As if at an invisible signal, the mob surged forward again. In the suddenness of the rush, the lead figures gained the building. Noburu rose to his full height to spend his last bullets where they were most needed. But he could already hear the distinct echo of fighting inside the headquarters.

Perhaps the relief force would be too late after all. By minutes.

He followed a running figure through the firelight, leading him carefully with his sights. When he was certain he had the man, he squeezed the trigger.

Nothing.

He drew out his pistol. But the man he had targeted had already made his way to the shelter of the building. Down in the belly of the headquarters, something exploded.

"Your boys are fucking slow," Kloete screamed. "They're too fucking slow."

Noburu fired and dropped a running man. The figure rolled over, clutching his knee.

There were too many of them. The attackers were already swinging themselves up to enter the building's second floor windows, leaving no point of entry untried. The last Japanese gun had been silenced.

The noise of the aircraft loomed in heavily. A pillar of fire descended from the heavens, followed by another, then a third. Noburu recognized the accompanying noise: Gatling guns.

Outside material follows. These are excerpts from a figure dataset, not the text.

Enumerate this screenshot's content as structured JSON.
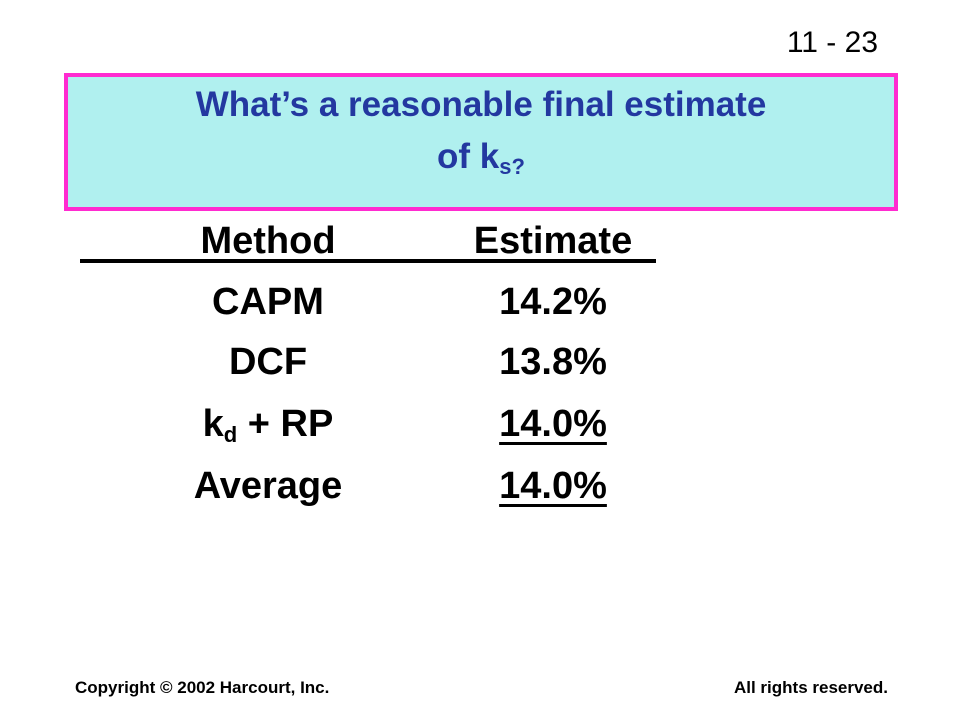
{
  "slide_number": "11 - 23",
  "title": {
    "line1": "What’s a reasonable final estimate",
    "line2": "of k",
    "subscript": "s",
    "end": "?"
  },
  "table": {
    "header": [
      "Method",
      "Estimate"
    ],
    "rows": [
      {
        "method": "CAPM",
        "estimate": "14.2%"
      },
      {
        "method": "DCF",
        "estimate": "13.8%"
      },
      {
        "method": "k",
        "method_subscript": "d",
        "method_rest": " + RP",
        "estimate": "14.0%"
      },
      {
        "method": "Average",
        "estimate": "14.0%"
      }
    ]
  },
  "footer": {
    "left": "Copyright © 2002 Harcourt, Inc.",
    "right": "All rights reserved."
  }
}
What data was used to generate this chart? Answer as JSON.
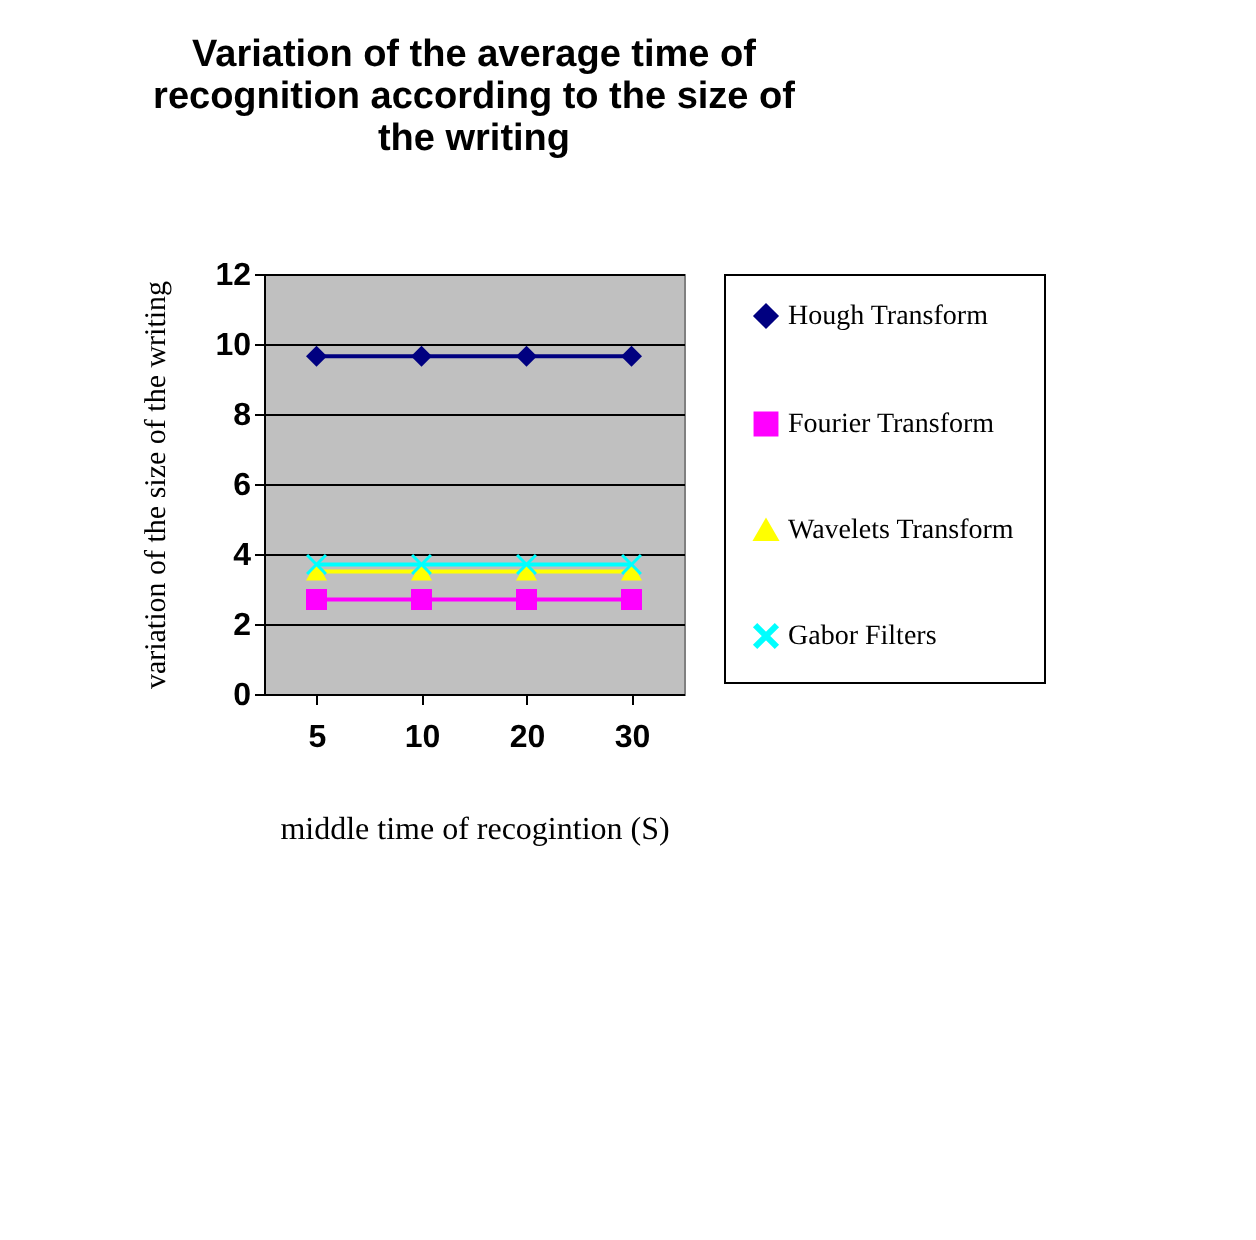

Heavy bullets rinsed over the packed courtyard. The rounds were so powerful that they did not merely fell their victims but shredded them and threw the remnants great distances.

Kloete ducked, hugging the roof. Noburu followed his example. The South African was laughing like a wild man, his behavior insanely inconstant.

Beyond the lip of the wall, the fury of the crowd turned to wails of despair. Noburu could feel the intruders scrambling to avoid the godlike weapons, and he could picture the oversize rounds rinsing back and forth across the courtyard. Sometimes the old weapons were the best.

Noburu went cold. Underneath him, the sounds of combat within the headquarters building punctuated his horror.

He had realized that none of the new Japanese systems in the theater of war mounted Gatling guns.

Behind him, the dream warrior laughed and laughed and laughed.

The sound of the aircraft was deafeningly close now. He could begin to make out their swollen black forms against the deep blue sky. Each time one of the ships unleashed another burst from its Gatling gun, the cone of fire was shorter, closer. The Gatling rounds made a sharp crackling sound as they split the cobblestones amid the dead and the dying.

"Americans," Noburu said to Kloete.

Perhaps the noise was too much. The South African merely stared at him in incomprehension.

"The Americans," Noburu shouted, cupping a hand beside his mouth.

Kloete looked at him as if the general had gone mad.

The rotor wash began tearing at their clothes. The big ships were settling, hunting for places to nest.

The dream warrior howled with glee, goading Noburu to laugh along.

No. He was not giving up so easily. He pushed the phantom away.

One of the descending aircraft was heading directly for the helipad.

"Come on," Noburu shouted, already moving. "We've got to let somebody know about—"

The noise was too great. He scrambled toward the passageway that led to the elevator and the stairwell. It would take too long to route a message through the computer with the system locked down. The only hope was the old radio.